起業して3年――バブル経済が弾け、会社が倒産する危機を抱えて悶々としていた時のことです。

好きなことはすべて、復活するまで捨てようと思い、実行に移す状態にありました。

もちろん、外食は極力控え、電車で行けるところは電車で、というように生活費と会社の経費を抑えることは基本中の基本ですから、それを実行することをベースにした上での経費削減でした。

ゴルフ、旅行、絶対必要と思われる以外の飲み会――これについては我慢できそうでした。幸い、ギャンブルの嗜好はなかったので、そこにお金をつかうことはありません。でも、好きなお酒を100%やめなければいけないと思うと、心が揺れました。

「どうしよう・・・」
何の気なしに、馴染みのスナックのオーナーに向かって、私はため息をついていました。

オーナーはしばらく押し黙り、思案顔をしていました。
「・・・飲めばいいじゃない。返済は1年後でいいよ」

オーナーは飲み代を1年間ツケにしてくれる約束をしてくれたのです。
その時、体内のエネルギーが一挙に復活するような感覚を覚えました。

私は経費節減をしながら、がむしゃらに働きました。
そして、夜はオーナーのスナックで好きなお酒を飲んでストレスを発散。
その好きなお酒がパワーの源になったのでしょう。おかげさまで業績が回復していき、利益も少しずつですが、出せるようになってきました。

仮にお酒もやめてストイックに仕事をしていたら、パワーが落ち、息切れし、ストレスに押しつぶされていたかもしれません。高金利の金融機関からお金を借りて借金まみれになっていたかもしれません。

「逃げ道は作るな」とよく言われるが・・・

人は強さも持っていますが、弱さも合せ持っています。
その弱さにフタをしてしまっては息切れしてしまいます。

弱さを受け入れて、それがパワーの源になるなら、逃げ道を作っておいてもいいのです。

ただ、独りよがりで勝手な逃げ道を作ってはいけません。本当に逃げてしまうことになるかもしれないからです。

大変な時こそ、家族や友人などの大切な存在に窮状を話し、ひとつの逃げ道に対して理解を求めておくことです。

逃げ道は逃げるために用意するものではなく、復活に向けてパワフルに動き回るためのカンフル剤のようなものだからです。

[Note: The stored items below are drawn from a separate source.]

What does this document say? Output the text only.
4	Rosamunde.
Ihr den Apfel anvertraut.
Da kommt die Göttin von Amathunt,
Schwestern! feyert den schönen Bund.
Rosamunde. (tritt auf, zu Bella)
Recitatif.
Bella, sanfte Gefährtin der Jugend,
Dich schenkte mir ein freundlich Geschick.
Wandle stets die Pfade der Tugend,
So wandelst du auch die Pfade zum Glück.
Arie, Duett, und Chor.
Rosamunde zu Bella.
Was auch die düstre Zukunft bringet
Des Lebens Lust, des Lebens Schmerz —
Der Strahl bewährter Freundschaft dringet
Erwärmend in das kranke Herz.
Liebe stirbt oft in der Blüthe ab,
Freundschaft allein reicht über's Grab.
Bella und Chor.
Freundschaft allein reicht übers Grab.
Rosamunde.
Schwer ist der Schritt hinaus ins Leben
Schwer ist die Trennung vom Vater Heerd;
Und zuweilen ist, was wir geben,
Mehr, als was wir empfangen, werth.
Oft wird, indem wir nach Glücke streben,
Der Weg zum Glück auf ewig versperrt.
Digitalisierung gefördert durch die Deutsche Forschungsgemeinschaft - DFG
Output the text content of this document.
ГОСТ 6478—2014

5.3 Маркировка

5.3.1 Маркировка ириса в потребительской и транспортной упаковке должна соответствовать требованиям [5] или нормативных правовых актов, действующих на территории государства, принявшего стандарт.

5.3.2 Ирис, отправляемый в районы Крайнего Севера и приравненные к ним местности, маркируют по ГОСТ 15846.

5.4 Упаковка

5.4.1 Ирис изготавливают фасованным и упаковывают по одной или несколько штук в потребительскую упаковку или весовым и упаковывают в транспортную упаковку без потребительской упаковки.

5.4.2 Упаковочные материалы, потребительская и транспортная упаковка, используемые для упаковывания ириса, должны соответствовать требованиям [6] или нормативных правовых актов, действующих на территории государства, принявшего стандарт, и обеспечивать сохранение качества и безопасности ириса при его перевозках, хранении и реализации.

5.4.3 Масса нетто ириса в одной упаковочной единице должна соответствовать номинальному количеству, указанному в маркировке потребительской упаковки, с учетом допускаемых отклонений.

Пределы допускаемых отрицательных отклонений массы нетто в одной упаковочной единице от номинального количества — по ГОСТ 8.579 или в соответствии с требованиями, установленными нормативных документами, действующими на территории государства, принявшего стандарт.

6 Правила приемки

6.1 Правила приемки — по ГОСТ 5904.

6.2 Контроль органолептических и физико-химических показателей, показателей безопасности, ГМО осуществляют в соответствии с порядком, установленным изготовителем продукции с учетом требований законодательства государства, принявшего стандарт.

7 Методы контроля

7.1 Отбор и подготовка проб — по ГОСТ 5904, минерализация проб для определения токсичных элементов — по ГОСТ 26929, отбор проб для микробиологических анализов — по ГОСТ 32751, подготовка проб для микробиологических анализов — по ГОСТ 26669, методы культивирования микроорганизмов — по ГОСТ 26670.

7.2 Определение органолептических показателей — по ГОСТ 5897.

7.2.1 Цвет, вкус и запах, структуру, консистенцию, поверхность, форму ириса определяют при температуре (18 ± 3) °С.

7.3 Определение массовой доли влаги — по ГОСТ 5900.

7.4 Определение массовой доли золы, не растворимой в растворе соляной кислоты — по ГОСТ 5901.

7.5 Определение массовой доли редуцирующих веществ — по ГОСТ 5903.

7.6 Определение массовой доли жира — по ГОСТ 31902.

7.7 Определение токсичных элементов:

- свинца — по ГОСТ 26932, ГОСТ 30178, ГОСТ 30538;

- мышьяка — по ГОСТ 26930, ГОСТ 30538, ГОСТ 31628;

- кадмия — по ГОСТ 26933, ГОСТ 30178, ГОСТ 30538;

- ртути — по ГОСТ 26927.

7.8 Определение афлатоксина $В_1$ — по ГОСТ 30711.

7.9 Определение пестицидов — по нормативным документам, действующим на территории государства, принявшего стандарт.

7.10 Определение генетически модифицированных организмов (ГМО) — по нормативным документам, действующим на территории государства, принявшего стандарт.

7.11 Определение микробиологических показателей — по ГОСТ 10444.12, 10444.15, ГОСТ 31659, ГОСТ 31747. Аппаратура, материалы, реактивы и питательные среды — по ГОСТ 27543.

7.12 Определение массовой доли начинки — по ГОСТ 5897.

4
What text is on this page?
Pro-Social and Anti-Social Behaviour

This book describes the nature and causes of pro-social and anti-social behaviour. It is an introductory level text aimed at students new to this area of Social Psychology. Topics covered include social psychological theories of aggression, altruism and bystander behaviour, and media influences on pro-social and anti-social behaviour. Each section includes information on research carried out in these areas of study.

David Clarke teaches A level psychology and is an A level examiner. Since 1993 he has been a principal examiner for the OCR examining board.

大切な存在は、自分の気持ちがゆるんだ時に注意を喚起してくれる存在です。
そういう存在に味方になってもらえると勇気が湧いてくるものです。

それに、相談せずにいると、水臭い!と距離を置かれるかもしれません。

私は運よく友人に恵まれました。
(その1年後にきちんとツケを解消したことを、この場でつけ加えさせて頂きます)

逆境に陥った時は、ひとつの逃げ道は残し、大切な存在に味方になってもらいましょう。